Everyone in the business is looking for a breakthrough and, for now, nobody wants to reveal much about the techniques they’re trying, says Imrie-Situnayake. Most of the experiments endeavour to reduce insect farming’s most expensive input, human labour, which accounts for a stunningly high 60% of costs (in the heavily mechanized cattle farming industry, by comparison, it’s rare for labour costs to reach even half of that).
Tiny Farms aims to develop technology that will enable farms to automate feeding, watering and other tasks that currently suck up a lot of workers’ time. So does Next Millennium, and Darren says he’s excited about a new watering system he’s developing that could reduce the company’s high operational costs. Both Tiny Farms and Next Millennium also talk about bringing down the cost of feed by switching from relatively expensive grain to agricultural waste products and pre-consumer waste like unsold produce from grocery stores. “There’s quite a lot of scope for the price to be driven down further,” Goldin says.
The potential for change and growth in the industry is what attracted investor Jesse Rasch to Next Millennium. “No one’s ever really done this at scale,” says Rasch, who heads Hedgewood and led the recent financing round. “We have other investments in traditional agriculture, but they don’t get me nearly as excited.” A vocal advocate for global sustainability and health-focused initiatives, Rasch walks the walk when it comes to his investment: He’s an entomophagist himself and discovered Next Millennium when he was looking for a supplier for his family.
But even non–bug eaters are looking at insect protein and seeing dollar signs.
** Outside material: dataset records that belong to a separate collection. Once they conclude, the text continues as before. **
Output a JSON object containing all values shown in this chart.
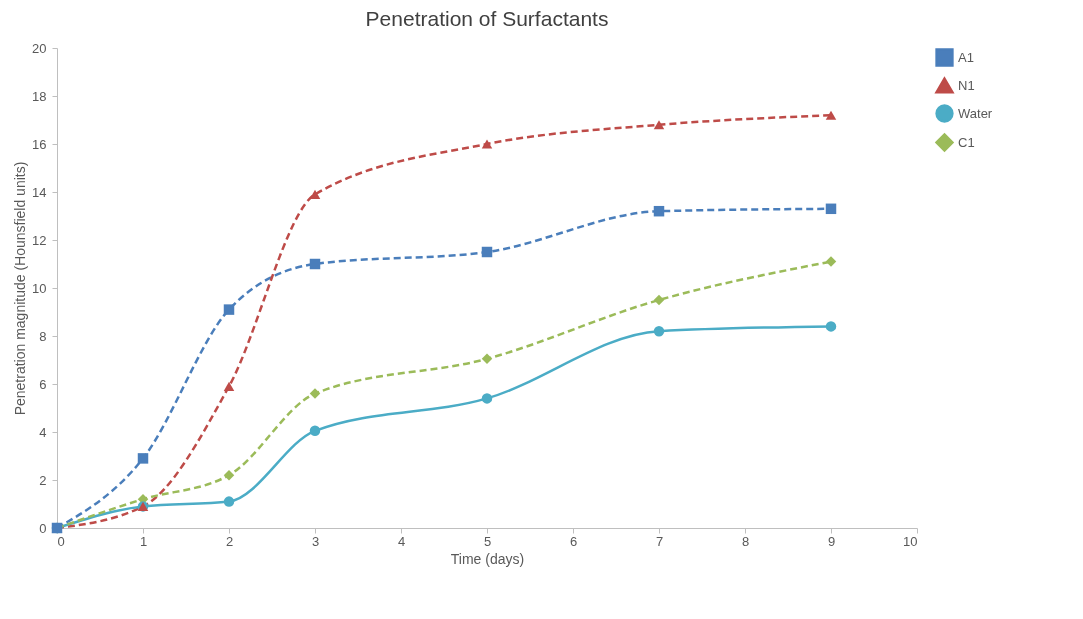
{
  "chart_data": {
    "type": "line",
    "title": "Penetration of Surfactants",
    "xlabel": "Time (days)",
    "ylabel": "Penetration magnitude (Hounsfield units)",
    "x": [
      0,
      1,
      2,
      3,
      5,
      7,
      9
    ],
    "series": [
      {
        "name": "A1",
        "color": "#4a7ebb",
        "marker": "square",
        "line_style": "dashed",
        "values": [
          0,
          2.9,
          9.1,
          11.0,
          11.5,
          13.2,
          13.3
        ]
      },
      {
        "name": "N1",
        "color": "#be4b48",
        "marker": "triangle",
        "line_style": "dashed",
        "values": [
          0,
          0.9,
          5.9,
          13.9,
          16.0,
          16.8,
          17.2
        ]
      },
      {
        "name": "Water",
        "color": "#4bacc6",
        "marker": "circle",
        "line_style": "solid",
        "values": [
          0,
          0.9,
          1.1,
          4.05,
          5.4,
          8.2,
          8.4
        ]
      },
      {
        "name": "C1",
        "color": "#9bbb59",
        "marker": "diamond",
        "line_style": "dashed",
        "values": [
          0,
          1.2,
          2.2,
          5.6,
          7.05,
          9.5,
          11.1
        ]
      }
    ],
    "xlim": [
      0,
      10
    ],
    "xticks": [
      0,
      1,
      2,
      3,
      4,
      5,
      6,
      7,
      8,
      9,
      10
    ],
    "ylim": [
      0,
      20
    ],
    "yticks": [
      0,
      2,
      4,
      6,
      8,
      10,
      12,
      14,
      16,
      18,
      20
    ],
    "grid": false,
    "legend": "right"
  }
}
For now, outside investments are relatively limited. Cricket bar manufacturer Chapul, for instance, scored a $50,000 investment from Shark Tank judge Mark Cuban last year after an appearance on the show. But the stakes appear to be rising: Exo recently raised US$1.2 million in seed funding to expand its operations. Pet food manufacturers are also showing interest in insects as ingredients; one Canadian company, Buddy’s Kitchen, recently launched a line of cricket-based dog treats.
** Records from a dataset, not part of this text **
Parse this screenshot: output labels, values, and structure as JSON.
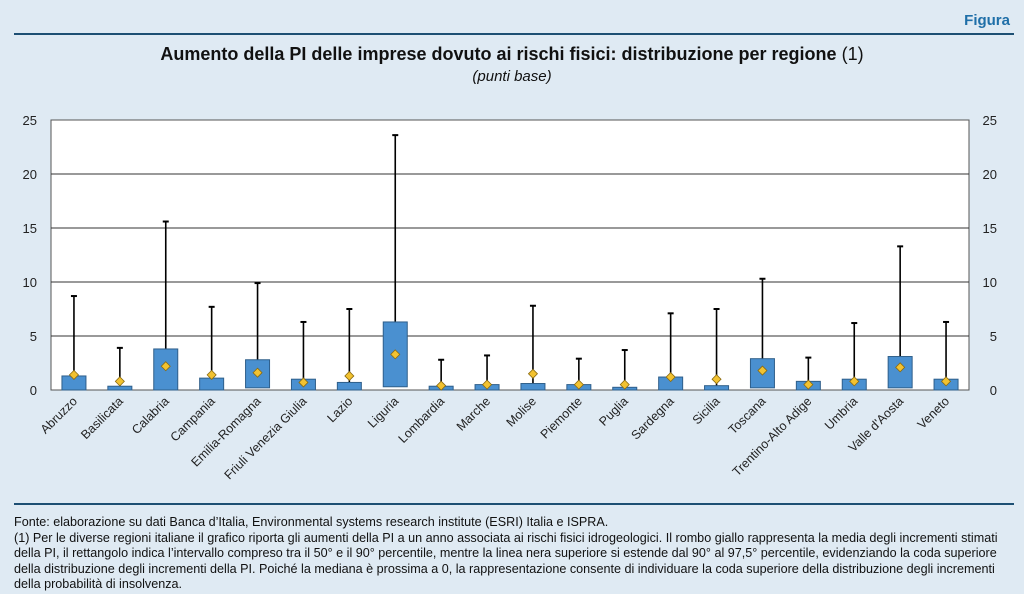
{
  "header": {
    "figure_label": "Figura"
  },
  "chart_data": {
    "type": "box",
    "title": "Aumento della PI delle imprese dovuto ai rischi fisici: distribuzione per regione",
    "title_note": "(1)",
    "subtitle": "(punti base)",
    "xlabel": "",
    "ylabel": "",
    "ylim": [
      0,
      25
    ],
    "yticks": [
      0,
      5,
      10,
      15,
      20,
      25
    ],
    "grid": true,
    "categories": [
      "Abruzzo",
      "Basilicata",
      "Calabria",
      "Campania",
      "Emilia-Romagna",
      "Friuli Venezia Giulia",
      "Lazio",
      "Liguria",
      "Lombardia",
      "Marche",
      "Molise",
      "Piemonte",
      "Puglia",
      "Sardegna",
      "Sicilia",
      "Toscana",
      "Trentino-Alto Adige",
      "Umbria",
      "Valle d'Aosta",
      "Veneto"
    ],
    "series": [
      {
        "name": "50° percentile",
        "values": [
          0,
          0,
          0,
          0,
          0.2,
          0,
          0,
          0.3,
          0,
          0,
          0,
          0,
          0,
          0,
          0,
          0.2,
          0,
          0,
          0.2,
          0
        ]
      },
      {
        "name": "90° percentile",
        "values": [
          1.3,
          0.35,
          3.8,
          1.1,
          2.8,
          1.0,
          0.7,
          6.3,
          0.35,
          0.5,
          0.6,
          0.5,
          0.25,
          1.2,
          0.4,
          2.9,
          0.8,
          1.0,
          3.1,
          1.0
        ]
      },
      {
        "name": "97,5° percentile",
        "values": [
          8.7,
          3.9,
          15.6,
          7.7,
          9.9,
          6.3,
          7.5,
          23.6,
          2.8,
          3.2,
          7.8,
          2.9,
          3.7,
          7.1,
          7.5,
          10.3,
          3.0,
          6.2,
          13.3,
          6.3
        ]
      },
      {
        "name": "media",
        "values": [
          1.4,
          0.8,
          2.2,
          1.4,
          1.6,
          0.7,
          1.3,
          3.3,
          0.4,
          0.5,
          1.5,
          0.5,
          0.5,
          1.2,
          1.0,
          1.8,
          0.5,
          0.8,
          2.1,
          0.8
        ]
      }
    ],
    "colors": {
      "box": "#4a90d0",
      "box_border": "#2f5f8a",
      "mean": "#f2c230",
      "whisker": "#000000"
    }
  },
  "footer": {
    "source": "Fonte: elaborazione su dati Banca d’Italia, Environmental systems research institute (ESRI) Italia e ISPRA.",
    "note": "(1) Per le diverse regioni italiane il grafico riporta gli aumenti della PI a un anno associata ai rischi fisici idrogeologici. Il rombo giallo rappresenta la media degli incrementi stimati della PI, il rettangolo indica l’intervallo compreso tra il 50° e il 90° percentile, mentre la linea nera superiore si estende dal 90° al 97,5° percentile, evidenziando la coda superiore della distribuzione degli incrementi della PI. Poiché la mediana è prossima a 0, la rappresentazione consente di individuare la coda superiore della distribuzione degli incrementi della probabilità di insolvenza."
  }
}
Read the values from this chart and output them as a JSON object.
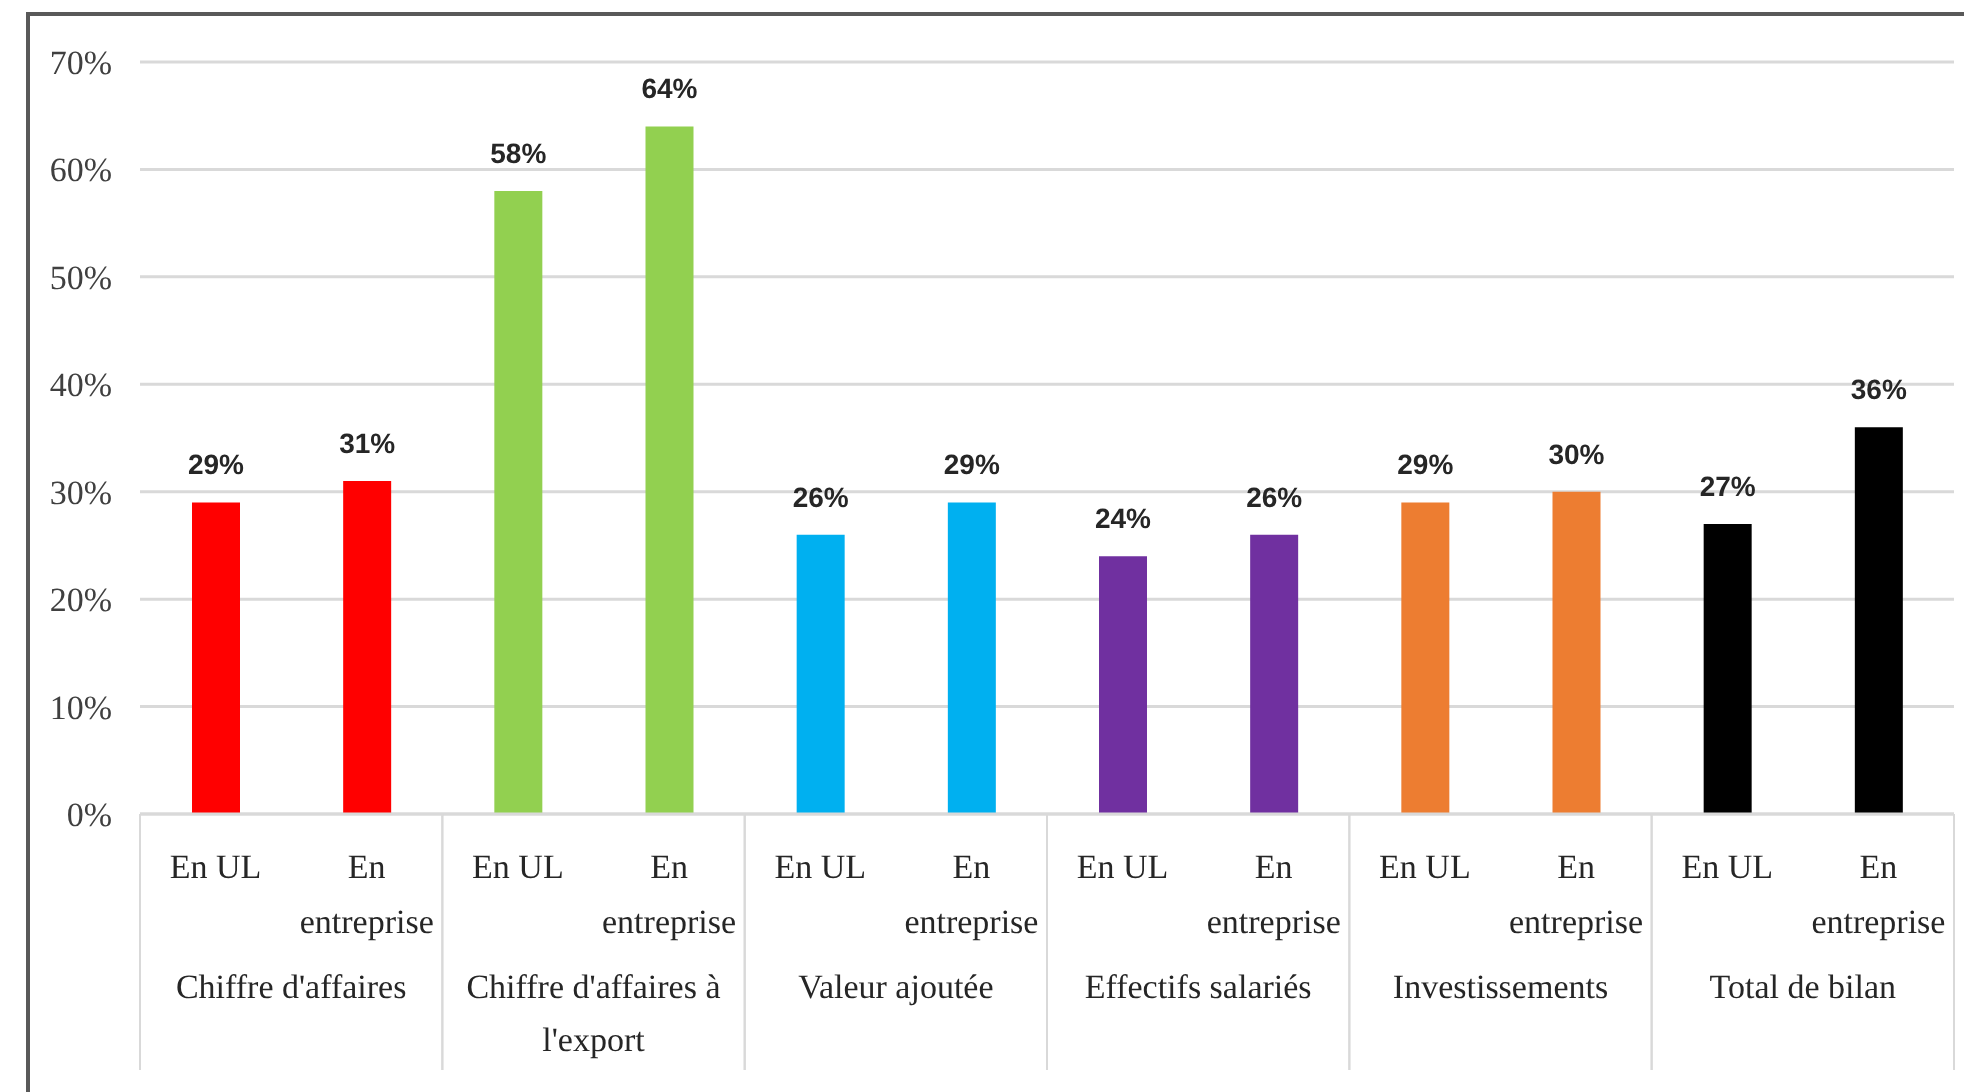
{
  "chart_data": {
    "type": "bar",
    "categories": [
      "En UL",
      "En entreprise",
      "En UL",
      "En entreprise",
      "En UL",
      "En entreprise",
      "En UL",
      "En entreprise",
      "En UL",
      "En entreprise",
      "En UL",
      "En entreprise"
    ],
    "values": [
      29,
      31,
      58,
      64,
      26,
      29,
      24,
      26,
      29,
      30,
      27,
      36
    ],
    "colors": [
      "#ff0000",
      "#ff0000",
      "#92d050",
      "#92d050",
      "#00b0f0",
      "#00b0f0",
      "#7030a0",
      "#7030a0",
      "#ed7d31",
      "#ed7d31",
      "#000000",
      "#000000"
    ],
    "value_labels": [
      "29%",
      "31%",
      "58%",
      "64%",
      "26%",
      "29%",
      "24%",
      "26%",
      "29%",
      "30%",
      "27%",
      "36%"
    ],
    "annotations": [
      "Chiffre d'affaires",
      "Chiffre d'affaires à l'export",
      "Valeur ajoutée",
      "Effectifs salariés",
      "Investissements",
      "Total de bilan"
    ],
    "ylim": [
      0,
      70
    ],
    "yticks": [
      {
        "value": 0,
        "label": "0%"
      },
      {
        "value": 10,
        "label": "10%"
      },
      {
        "value": 20,
        "label": "20%"
      },
      {
        "value": 30,
        "label": "30%"
      },
      {
        "value": 40,
        "label": "40%"
      },
      {
        "value": 50,
        "label": "50%"
      },
      {
        "value": 60,
        "label": "60%"
      },
      {
        "value": 70,
        "label": "70%"
      }
    ],
    "grid": "y"
  }
}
Still, observers say the industry is in its startup phase and could see some growing pains. David Sparling, agri-food innovation and regulation chair at Ivey Business School, says there’s “no doubt” insect farming is going to grow. “But there’s a lot of uncertainty. Other agricultural industries are far down the production curve. Technologies are far more efficient and cost-effective, and everybody understands the business. It’s still very early for insect farming.”
With the challenge of scaling comes questions about regulation: How will producers ensure quality control and consistency? “We just don’t know enough about insects yet,” says Sparling. “We don’t know all the diseases they’re going to be up against, and we don’t know what the insects themselves could end up eating that could introduce health threats.”
To combat any concerns, however, Next Millennium aims for total transparency. “We are proud to show people our production facilities,” Goldin says. “There are no antibiotics or pesticides or hormones. This is clean food we’re producing. It’s nothing but food.
“If people came and saw our farm and then went and visited a cattle farm, I think a lot of people would switch to eating insects.”